The Asian tiger mosquito, known for its invasive nature, has steadily expanded its presence across Europe since its arrival in the late 1970s. It is a proficient carrier of various viruses, including the dengue virus, and has triggered outbreaks of dengue fever in several European countries such as Croatia, France, Spain, and Italy since 2010.
Researchers at Cyl were among the first to document the mosquito’s arrival in Limassol in 2022. This arrival prompted vigilance regarding potential pathogen spread by the mosquitoes.
The health ministry initiated intensive vector control measures in affected areas across the island. To date, only isolated cases of dengue fever have been reported, attributed to travellers who contracted the virus elsewhere.
VEClim’s recent assessments on its online platform analysed the potential risks and impacts of a disease outbreak assuming the establishment of a permanent tiger mosquito population in Limassol.
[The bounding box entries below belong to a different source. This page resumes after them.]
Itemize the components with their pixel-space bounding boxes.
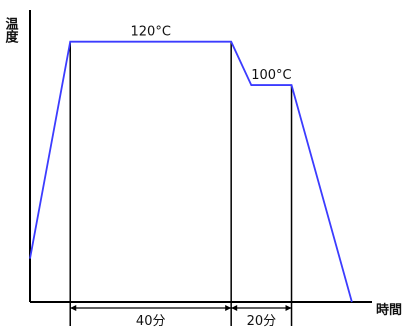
x-axis-label: 時間	[376, 302, 402, 318]
duration-label-20: 20分	[247, 314, 277, 329]
duration-dimension-40: 40分	[70, 305, 232, 329]
y-axis-label: 温度	[3, 17, 19, 44]
duration-arrow-left-40	[70, 305, 77, 311]
temperature-label-120: 120°C	[131, 25, 171, 40]
duration-arrow-left-20	[231, 305, 238, 311]
duration-arrow-right-40	[225, 305, 232, 311]
guide-lines	[69, 41, 293, 326]
duration-label-40: 40分	[136, 314, 166, 329]
duration-dimension-20: 20分	[231, 305, 292, 329]
temperature-profile-series	[29, 40, 353, 303]
duration-arrow-right-20	[285, 305, 292, 311]
temperature-label-100: 100°C	[251, 68, 291, 83]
Based on weather forecasts from the European Centre for Medium-Range Weather Forecasts (ECMWF), the risk of an outbreak is at its lowest between late November and early March. In this period, an outbreak’s anticipated infections are projected to be fewer than 10, assuming local transmission occurs, a scenario that is improbable given that tiger mosquito populations have not established themselves on the island.
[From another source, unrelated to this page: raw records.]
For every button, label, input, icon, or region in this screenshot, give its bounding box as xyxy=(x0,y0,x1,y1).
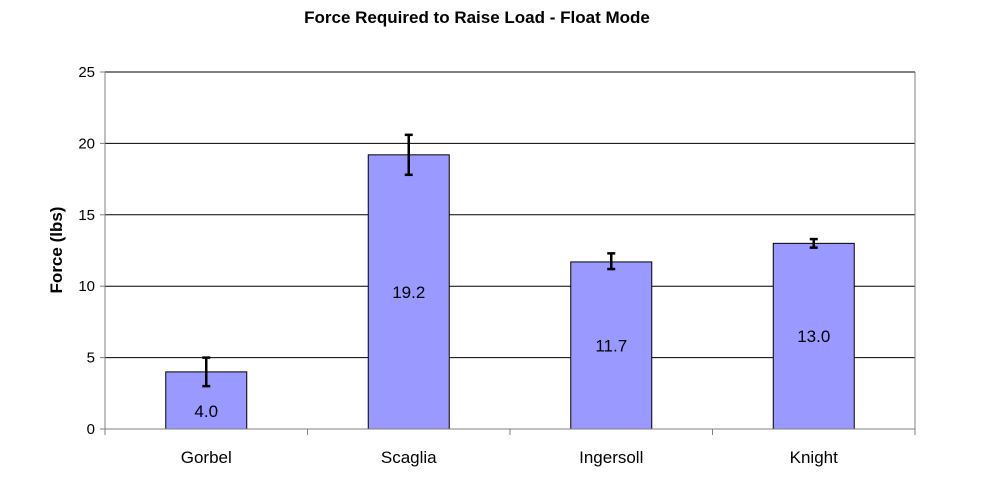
y-tick-label: 20 xyxy=(78,135,95,152)
data-label-scaglia: 19.2 xyxy=(392,283,425,302)
bar-knight xyxy=(772,242,855,430)
x-tick-label: Ingersoll xyxy=(579,448,643,467)
y-axis-title: Force (lbs) xyxy=(47,207,66,294)
axes xyxy=(100,71,916,435)
bar-ingersoll xyxy=(570,261,653,430)
x-tick-label: Gorbel xyxy=(181,448,232,467)
y-tick-label: 0 xyxy=(87,421,95,438)
y-tick-label: 25 xyxy=(78,64,95,81)
error-bar-knight xyxy=(809,237,818,249)
y-tick-label: 5 xyxy=(87,350,95,367)
y-tick-label: 10 xyxy=(78,278,95,295)
chart-title: Force Required to Raise Load - Float Mod… xyxy=(304,8,650,27)
error-bar-gorbel xyxy=(202,356,211,388)
error-bar-ingersoll xyxy=(607,252,616,271)
labels: 0 5 10 15 20 25 4.0 Gorbel 19.2 Scaglia 11.7 Ingers… xyxy=(78,64,838,467)
x-tick-label: Scaglia xyxy=(381,448,437,467)
data-label-ingersoll: 11.7 xyxy=(595,336,627,355)
x-tick-label: Knight xyxy=(790,448,838,467)
bar-scaglia xyxy=(367,154,450,430)
y-tick-label: 15 xyxy=(78,207,95,224)
data-label-knight: 13.0 xyxy=(797,327,830,346)
data-label-gorbel: 4.0 xyxy=(194,402,218,421)
bars xyxy=(165,133,855,430)
error-bar-scaglia xyxy=(404,133,413,177)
The potential for an outbreak hinges on various factors, notably the mosquito’s sensitivity to climate and environmental conditions. Factors such as temperature, rainfall and human activities, like leaving containers uncovered, influence the mosquito’s capability to transmit imported viruses within the local population.
VEClim offers insights into seasonal activity patterns and short-term forecasts of tiger mosquito abundance and activity across Europe. Future expansions include long-term climate change projections, region-specific assessments for vector control, and the inclusion of other vector species like sand flies, the yellow fever mosquito, and common house mosquitoes, which carry diseases like leishmaniasis and the West Nile virus.